To sum it up, while we are not perfect at it, we put our heart and a lot of commitment into making this cultural shift happen.
The sense of purpose
People are the most important part of any business, which is exceptionally true within Roche. We are guided by our purpose of doing now what patients need next. The patient is and will remain at the core of what we do, the reason we come to work every day.
Every position in our affiliate matters and every position can support patient outcomes – whether it be directly or indirectly. We ensure that everything we do supports better outcomes for patients and their families. That also means talking to employees who are patients themselves like me to understand their needs.
We now have colleagues who are interacting more formally and collaboratively with patient organisations.

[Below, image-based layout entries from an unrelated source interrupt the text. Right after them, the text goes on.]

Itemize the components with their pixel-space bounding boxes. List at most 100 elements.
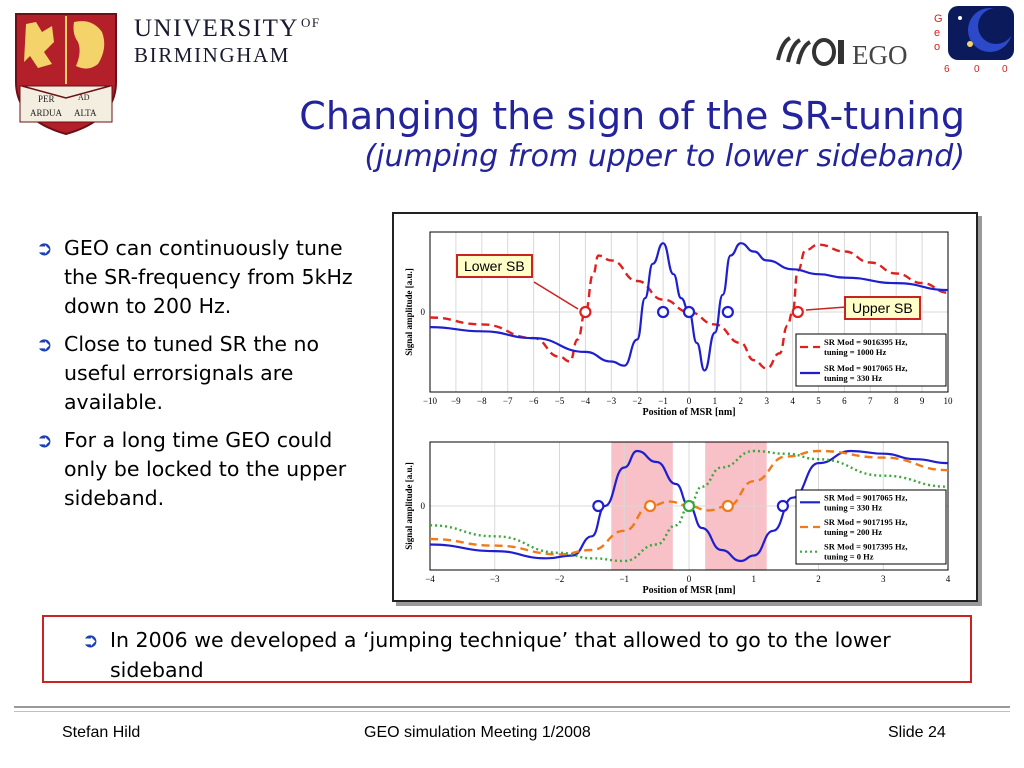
axes-frame [429,231,949,393]
legend-label: tuning = 0 Hz [824,552,874,562]
x-tick-label: −9 [451,396,461,406]
highlight-item: ➲ In 2006 we developed a ‘jumping techniq… [82,625,962,685]
legend-label: tuning = 330 Hz [824,502,882,512]
legend-label: tuning = 1000 Hz [824,347,886,357]
university-of: OF [301,15,321,30]
x-tick-label: −2 [632,396,642,406]
x-tick-label: 1 [752,574,757,584]
university-wordmark: UNIVERSITY OF BIRMINGHAM [134,16,321,66]
legend-label: SR Mod = 9017195 Hz, [824,517,907,527]
bullet-text: For a long time GEO could only be locked… [64,428,347,510]
highlight-list: ➲ In 2006 we developed a ‘jumping techniq… [82,625,962,685]
legend-label: tuning = 330 Hz [824,373,882,383]
footer-slide-number: Slide 24 [888,724,946,741]
bullet-item: ➲ GEO can continuously tune the SR-freque… [36,234,381,321]
crest-motto-alta: ALTA [74,108,97,118]
x-tick-label: 7 [868,396,873,406]
bullet-item: ➲ For a long time GEO could only be locke… [36,426,381,513]
x-tick-label: 8 [894,396,899,406]
x-tick-label: −1 [619,574,629,584]
x-tick-label: −5 [555,396,565,406]
highlight-text: In 2006 we developed a ‘jumping techniqu… [110,628,891,682]
x-tick-label: 6 [842,396,847,406]
legend-label: SR Mod = 9017065 Hz, [824,363,907,373]
callout-upper-sb: Upper SB [844,296,921,320]
legend-box [795,333,947,387]
zero-crossing-marker [592,499,605,513]
geo-letter-e: e [934,27,940,39]
callout-lower-sb: Lower SB [456,254,533,278]
university-line2: BIRMINGHAM [134,43,291,67]
university-crest-logo: PER AD ARDUA ALTA [15,13,117,136]
zero-crossing-marker [721,305,734,319]
geo-digit-1: 6 [944,64,950,75]
geo-digit-2: 0 [974,64,980,75]
zero-crossing-marker [791,305,804,319]
bullet-item: ➲ Close to tuned SR the no useful errorsi… [36,330,381,417]
zero-crossing-marker [644,499,657,513]
series-line [429,243,949,370]
geo-letter-o: o [934,41,940,53]
legend-label: SR Mod = 9017065 Hz, [824,492,907,502]
footer-divider [14,706,1010,708]
x-tick-label: 4 [790,396,795,406]
footer-meeting: GEO simulation Meeting 1/2008 [364,724,591,741]
axes-frame [429,441,949,571]
geo600-logo: G e o 6 0 0 [934,6,1014,75]
circled-arrow-icon: ➲ [36,428,53,452]
x-tick-label: −3 [607,396,617,406]
chart-figure: −10 −9 −8 −7 −6 −5 −4 −3 −2 −1 0 1 2 3 4 5 6 7 8 9 10 0 Positi… [392,212,978,602]
x-tick-label: 2 [816,574,821,584]
zero-crossing-marker [776,499,789,513]
crest-motto-per: PER [38,94,55,104]
x-tick-label: −4 [581,396,591,406]
y-axis-label: Signal amplitude [a.u.] [404,268,414,356]
crest-motto-ad: AD [78,93,90,102]
x-tick-label: −6 [529,396,539,406]
legend-label: tuning = 200 Hz [824,527,882,537]
footer-divider-thin [14,711,1010,712]
x-tick-label: 3 [764,396,769,406]
legend-box [795,489,947,565]
zero-crossing-marker [682,305,696,319]
y-tick-label: 0 [421,307,426,317]
zero-crossing-marker [579,305,592,319]
x-tick-label: 3 [881,574,886,584]
circled-arrow-icon: ➲ [82,628,99,652]
circled-arrow-icon: ➲ [36,332,53,356]
title-line2: (jumping from upper to lower sideband) [364,139,965,174]
x-tick-label: −2 [555,574,565,584]
x-axis-label: Position of MSR [nm] [642,407,735,418]
y-tick-label: 0 [421,501,426,511]
x-tick-label: 10 [944,396,954,406]
zero-crossing-marker [657,305,670,319]
x-tick-label: 1 [713,396,718,406]
geo-letter-g: G [934,13,943,25]
series-line [429,449,949,563]
university-line1: UNIVERSITY [134,15,299,42]
crest-motto-ardua: ARDUA [30,108,63,118]
x-tick-label: −1 [658,396,668,406]
x-tick-label: 2 [739,396,744,406]
x-tick-label: −7 [503,396,513,406]
x-tick-label: −8 [477,396,487,406]
callout-pointer [805,306,847,311]
series-line [429,242,949,372]
series-line [429,449,949,563]
bullet-list: ➲ GEO can continuously tune the SR-freque… [36,234,381,522]
zero-crossing-marker [721,499,734,513]
callout-pointer [533,281,579,310]
x-tick-label: 4 [946,574,951,584]
chart-svg: −10 −9 −8 −7 −6 −5 −4 −3 −2 −1 0 1 2 3 4 5 6 7 8 9 100Positi… [404,231,954,596]
geo-digit-3: 0 [1002,64,1008,75]
legend-label: SR Mod = 9017395 Hz, [824,542,907,552]
x-tick-label: 9 [920,396,925,406]
x-tick-label: 0 [687,396,692,406]
highlight-box: ➲ In 2006 we developed a ‘jumping techniq… [42,615,972,683]
ego-text: EGO [852,40,908,70]
legend-label: SR Mod = 9016395 Hz, [824,337,907,347]
bullet-text: Close to tuned SR the no useful errorsig… [64,332,320,414]
x-tick-label: −4 [425,574,435,584]
title-line1: Changing the sign of the SR-tuning [299,94,965,138]
ego-logo: EGO [776,36,908,70]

We are liaising with different stakeholders, patients and their representatives on one side, but also healthcare professionals for the clinical care pathway to really understand the patient journey so that we can bring better efficiency and meaningful impact to their lives.. We are finally adapting processes to focus more on projects that can respond to patient needs, like a virtual reality project with patients or an upcoming patient-centred Hackathon.
This purpose is intensely lived by everyone who works at Roche, this is the biggest common denominator between all the positions I have held at Roche. Working for Roche means more than just having a job. To us, it means a daily obligation to maintain our personal integrity, think boldly and be passionately committed to improving healthcare for patients and their families.

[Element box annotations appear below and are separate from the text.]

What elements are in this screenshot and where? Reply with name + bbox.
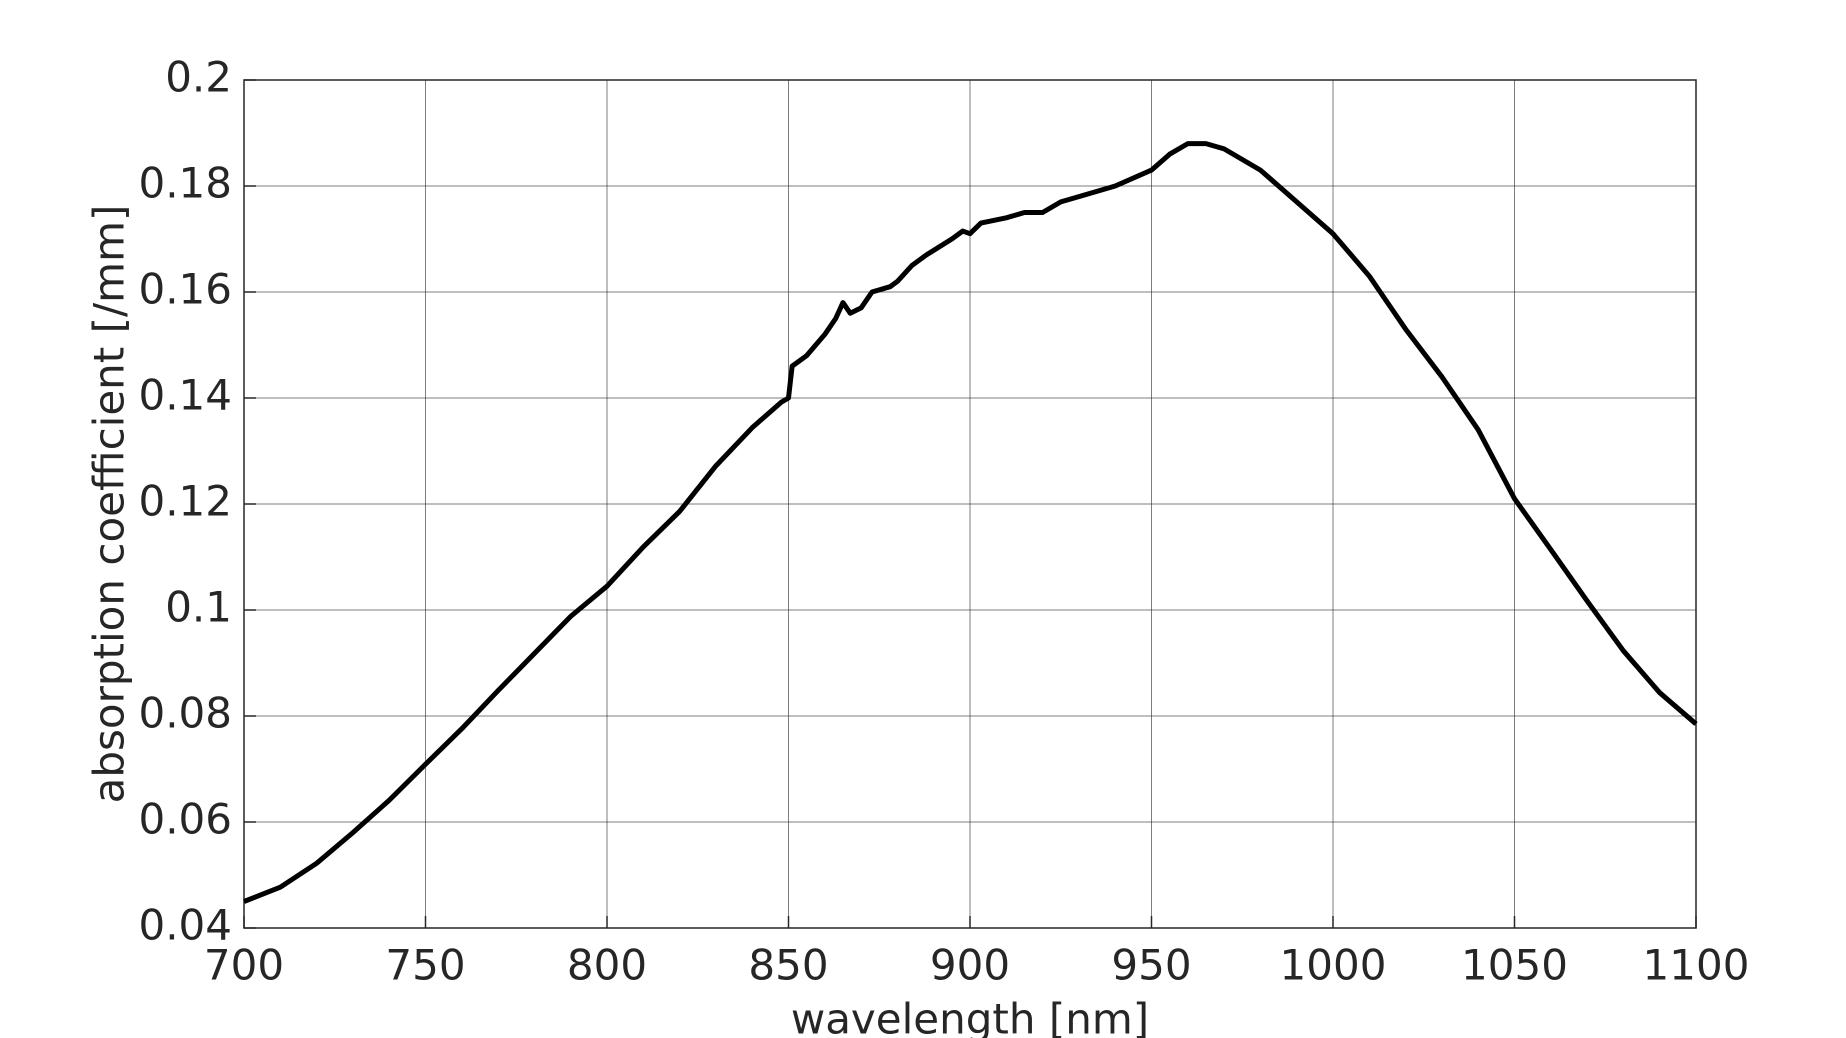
y-tick-label: 0.04 [138, 901, 232, 950]
y-tick-label: 0.18 [138, 159, 232, 208]
y-axis-label: absorption coefficient [/mm] [85, 205, 134, 804]
x-tick-label: 1050 [1461, 941, 1568, 990]
x-tick-label: 700 [204, 941, 284, 990]
x-tick-label: 850 [748, 941, 828, 990]
x-tick-label: 950 [1111, 941, 1191, 990]
y-tick-label: 0.1 [165, 583, 232, 632]
y-tick-label: 0.16 [138, 265, 232, 314]
x-tick-label: 1000 [1280, 941, 1387, 990]
axes-box [243, 79, 1697, 929]
x-axis-label: wavelength [nm] [791, 995, 1149, 1038]
x-tick-label: 800 [567, 941, 647, 990]
x-tick-label: 900 [930, 941, 1010, 990]
y-tick-label: 0.12 [138, 477, 232, 526]
x-tick-label: 1100 [1643, 941, 1750, 990]
x-tick-label: 750 [385, 941, 465, 990]
y-tick-label: 0.08 [138, 689, 232, 738]
data-line [243, 141, 1698, 904]
y-tick-label: 0.06 [138, 795, 232, 844]
y-tick-label: 0.2 [165, 53, 232, 102]
y-tick-label: 0.14 [138, 371, 232, 420]
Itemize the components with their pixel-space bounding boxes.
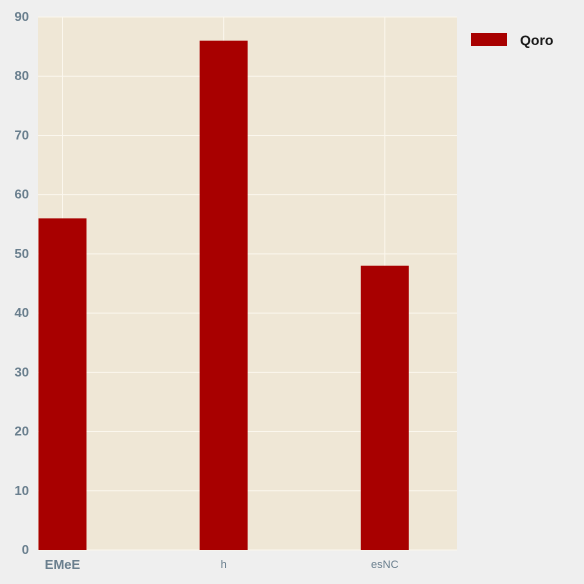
bars [38, 40, 409, 550]
y-tick-label: 90 [15, 9, 29, 24]
x-tick-label: h [221, 559, 227, 571]
y-tick-label: 70 [15, 127, 29, 142]
legend-swatch [471, 33, 507, 46]
legend-label: Qoro [520, 32, 553, 48]
y-axis-tick-labels: 0 10 20 30 40 50 60 70 80 90 [15, 9, 29, 557]
y-tick-label: 50 [15, 246, 29, 261]
bar-h [199, 40, 248, 550]
x-tick-label: EMeE [45, 557, 81, 572]
bar-EMeE [38, 218, 87, 550]
y-tick-label: 20 [15, 424, 29, 439]
bar-esNC [360, 265, 409, 550]
y-tick-label: 0 [22, 542, 29, 557]
y-tick-label: 10 [15, 483, 29, 498]
x-tick-label: esNC [371, 559, 399, 571]
y-tick-label: 60 [15, 187, 29, 202]
y-tick-label: 30 [15, 364, 29, 379]
y-tick-label: 80 [15, 68, 29, 83]
x-axis-tick-labels: EMeE h esNC [45, 557, 399, 572]
y-tick-label: 40 [15, 305, 29, 320]
legend: Qoro [471, 32, 553, 48]
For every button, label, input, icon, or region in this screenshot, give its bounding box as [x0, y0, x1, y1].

I had no idea, when we applied, that we would be certified as the 8th best employer in Belgium in 2019. Beyond the prize, it is a recognition that comes from the employees and I am very proud to work for a company where people feel supported and respected to work for a purpose they truly believe in.

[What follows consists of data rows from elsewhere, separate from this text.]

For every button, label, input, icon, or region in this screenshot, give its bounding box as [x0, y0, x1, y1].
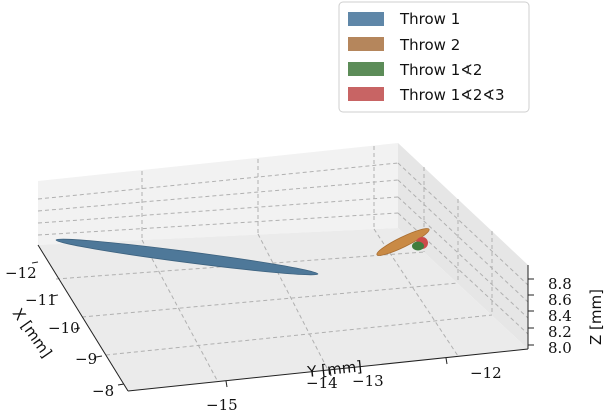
x-tick-label: −9: [75, 350, 97, 368]
x-tick-mark: [117, 383, 125, 386]
grid-z-back-1: [37, 162, 399, 200]
floor-pane: [38, 228, 528, 391]
y-tick-mark: [445, 357, 448, 365]
y-axis-line: [127, 348, 529, 392]
legend-swatch: [348, 62, 384, 76]
z-tick-labels: 8.0 8.2 8.4 8.6 8.8: [548, 275, 572, 357]
legend-swatch: [348, 37, 384, 51]
legend-label: Throw 1∢2: [399, 61, 482, 79]
z-tick-label: 8.8: [548, 275, 572, 293]
grid-z-right-1: [397, 162, 529, 286]
y-tick-labels: −15 −14 −13 −12: [206, 364, 502, 414]
y-tick-mark: [225, 380, 228, 388]
legend-swatch: [348, 12, 384, 26]
x-tick-mark: [95, 355, 103, 358]
legend-label: Throw 1∢2∢3: [399, 86, 505, 104]
x-tick-mark: [51, 294, 59, 297]
z-axis-title: Z [mm]: [587, 289, 605, 345]
z-tick-label: 8.6: [548, 291, 572, 309]
legend-item-throw-1-2: Throw 1∢2: [348, 61, 482, 79]
throw-1-ellipsoid: [55, 238, 319, 276]
legend-item-throw-2: Throw 2: [348, 36, 460, 54]
y-tick-mark: [329, 369, 332, 377]
grid-y-floor-1: [141, 239, 219, 383]
z-tick-label: 8.2: [548, 323, 572, 341]
legend: Throw 1 Throw 2 Throw 1∢2 Throw 1∢2∢3: [338, 1, 530, 113]
z-tick-label: 8.0: [548, 339, 572, 357]
x-tick-mark: [31, 261, 39, 264]
grid-y-floor-3: [373, 228, 459, 357]
grid-x-floor-3: [105, 314, 493, 356]
ellipsoid-marks: [55, 228, 430, 276]
legend-label: Throw 1: [399, 10, 460, 28]
throw-1-2-ellipsoid: [412, 241, 424, 251]
tick-marks: [31, 261, 534, 388]
legend-label: Throw 2: [399, 36, 460, 54]
x-tick-label: −10: [48, 319, 80, 337]
grid-z-back-2: [37, 179, 399, 212]
right-pane: [398, 143, 528, 349]
x-tick-label: −11: [25, 291, 57, 309]
legend-frame: [338, 1, 530, 113]
y-tick-label: −15: [206, 396, 238, 414]
axes-panes: [38, 143, 528, 391]
x-axis-line: [37, 244, 129, 392]
y-tick-label: −12: [470, 364, 502, 382]
grid-z-right-3: [397, 196, 529, 319]
legend-item-throw-1-2-3: Throw 1∢2∢3: [348, 86, 505, 104]
y-tick-label: −14: [306, 374, 338, 392]
throw-2-ellipsoid: [376, 228, 430, 256]
y-tick-label: −13: [352, 372, 384, 390]
back-pane: [38, 143, 398, 245]
legend-item-throw-1: Throw 1: [348, 10, 460, 28]
grid-z-right-2: [397, 179, 529, 303]
x-tick-label: −12: [5, 264, 37, 282]
z-tick-label: 8.4: [548, 307, 572, 325]
grid-y-floor-2: [257, 233, 329, 371]
x-tick-labels: −12 −11 −10 −9 −8: [5, 264, 114, 400]
x-tick-label: −8: [92, 382, 114, 400]
legend-swatch: [348, 87, 384, 101]
x-tick-mark: [73, 327, 81, 330]
y-axis-title: Y [mm]: [306, 357, 363, 381]
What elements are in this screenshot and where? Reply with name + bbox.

We truly believe the transformation will change the way we work internally so that we are able to focus on patients getting the care they deserve.
R.E. Dr Christine Lenaerts – M-BE-00000338 created on 27/11/2020
Brigitte Nolet is General Manager for Roche Belgium and Luxembourg. She has held a number of global and affiliate leadership roles within the pharmaceutical company since joining almost 14 years ago. These include Director of Government Affairs and Health Policy for Specialty Care at Roche Canada; Integrated Franchise Leader for the rare diseases franchise at Roche UK; and Head of the Global Health Policy team.
In her various leadership roles, Brigitte has worked with patient groups; established a global policy function; supported the evolution of Roche’s work with Global Health Institutions like the World Bank and the World Health Organization; represented the company on numerous global and local trade association committees; led the early Roche participation on the industry NCD Access Initiative to bring oncology medicines to low and lower middle income countries; and supported multiple product launches.
Before joining Roche, she served as Vice President of Federal Government Affairs and Federal/Provincial/Territorial Issues for Canada’s Research-Based Pharmaceutical Companies (Rx&D). Prior to that, Brigitte was Director of Communications for the Honourable Jane Stewart, Minister of Human Resources Development Canada (HRDC), and press secretary to the Minister of the Environment, Christine Stewart. She also served on two federal election campaigns, including supporting the Canadian Prime Minister, Jean Chrétien, during the 2000 federal election.
A native of Welland, Ontario, Canada, Brigitte holds a degree in English Rhetoric and Professional Writing from the University of Waterloo; a degree in Social Development Studies from the School of Social Work; and a minor in Women’s Studies.